Growing up in Brampton
Phillip Hong
15 October, 2007
As a child, I was dropped off every single morning by a school bus plastered with a piece of green construction paper near the front doors.
Parkway Public School is located in a cosy neighbourhood in a more mature part of Brampton. The potential jokes that could've stemmed from the road it sits on, "Duncan Bull", is evidence that I grew up a very innocent childhood. I always looked forward as a child to go back home and other students could see that determination when they saw a daft, silly little boy race to the school bus just a minute and a few seconds after the last bell rang.
That useless procedure obviously paid off... I never missed the school bus.
The kind of life I lived back in my hometown was one full of fibre.
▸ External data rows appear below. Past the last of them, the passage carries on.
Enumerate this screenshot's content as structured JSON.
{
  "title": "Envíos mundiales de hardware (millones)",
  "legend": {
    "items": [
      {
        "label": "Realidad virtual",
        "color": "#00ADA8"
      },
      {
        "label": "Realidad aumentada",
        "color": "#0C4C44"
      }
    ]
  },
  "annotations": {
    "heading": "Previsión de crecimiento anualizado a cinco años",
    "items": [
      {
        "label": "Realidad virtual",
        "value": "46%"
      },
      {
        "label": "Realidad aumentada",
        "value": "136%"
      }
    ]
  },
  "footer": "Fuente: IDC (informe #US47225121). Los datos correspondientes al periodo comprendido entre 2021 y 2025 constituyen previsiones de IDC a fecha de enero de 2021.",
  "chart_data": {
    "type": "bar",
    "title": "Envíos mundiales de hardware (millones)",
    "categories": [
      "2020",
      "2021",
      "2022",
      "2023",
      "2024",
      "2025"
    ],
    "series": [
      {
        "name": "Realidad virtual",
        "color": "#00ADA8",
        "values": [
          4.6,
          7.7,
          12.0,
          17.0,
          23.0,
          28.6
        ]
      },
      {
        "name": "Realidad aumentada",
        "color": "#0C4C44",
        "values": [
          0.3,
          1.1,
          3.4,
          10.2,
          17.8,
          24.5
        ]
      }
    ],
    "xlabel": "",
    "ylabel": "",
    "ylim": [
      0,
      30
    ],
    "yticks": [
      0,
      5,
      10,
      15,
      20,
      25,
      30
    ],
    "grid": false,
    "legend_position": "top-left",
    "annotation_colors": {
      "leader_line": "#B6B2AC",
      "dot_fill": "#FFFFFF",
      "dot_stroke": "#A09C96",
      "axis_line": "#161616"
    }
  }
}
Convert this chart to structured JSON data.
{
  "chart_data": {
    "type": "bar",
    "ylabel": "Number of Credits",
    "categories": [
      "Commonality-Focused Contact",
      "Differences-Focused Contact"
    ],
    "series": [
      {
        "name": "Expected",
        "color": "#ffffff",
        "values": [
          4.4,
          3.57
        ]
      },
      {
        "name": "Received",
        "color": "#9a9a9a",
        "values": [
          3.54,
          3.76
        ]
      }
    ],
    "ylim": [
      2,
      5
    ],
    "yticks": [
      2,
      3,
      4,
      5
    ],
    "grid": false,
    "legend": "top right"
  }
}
Though I didn't know many of the neighbours around me, I made sure that I didn't get on anyone's nerves no matter what. It used to be important for me to make sure that I left anyone I conversed with in a good mood by the time I had to go.
It was a calmer life: The bullies were much more like a tame group of bored teasers than anything dangerous that I've encountered later in life.
The only sport I was really good at during my childhood was the parachute; who knew that a simple multi-coloured piece of fabric could be such a great use of exercise when you have to deal with thirty or so kids? Part of our gym curriculum also included the dance accompanied with "The Macarena".
I thoroughly enjoyed putting my hands in front of me and doing that little jig, which was sometimes done in the most unorthodox of places; like the library.
One must wonder, however: with a crowd of children simultaneously putting their hands on their little bums, why wasn't there a hygenic problem? While I was attending Parkway, it wasn't.
Then there was the School Fair, which was held every Spring. And that ridiculously simple song: "Blue white and green, we're wearing blue white and green". I'm still reminded that these random colours were the "...shades of Parkway School".
My computer fetish was first found while I was in Brampton. The annoying cries for my own machine were originated when I first discovered what I now think is quite a lamely program which lets children draw little shapes and colours. The name of that program has long disappeared from my brain.
I remember when they replaced their computer labs with Windows 3.1, the first true operating system I dealt with. My eyes were lit with such enthusiasm when my class received our own computer. That joy wasn't shared with the girl sitting beside me. Caitlin was more interested in remarking about how... big-figured I was (and still am).
The memories came flooding back and my eyes lit with the same joy when Brandon and I came back to Parkway Public School in his uncle's Corvette, a whole eight years after I last saw it. Some of the buildings still lay on the property, save for the construction on a new addition and a fresh layer of pavement.
My eyes were about to water, but Brandon shook me out of that terror after joking about how potentially emotional I might become in seeing what is similar to an "old friend" after so long. It was his birthday after all.
The experiences and disappointments I experienced in my childhood while attending this school served me well in the world ahead. It's somehow dreadful to know that children today don't get to have such innocent lives, but I will still remember the days when I raced to the school bus to get home.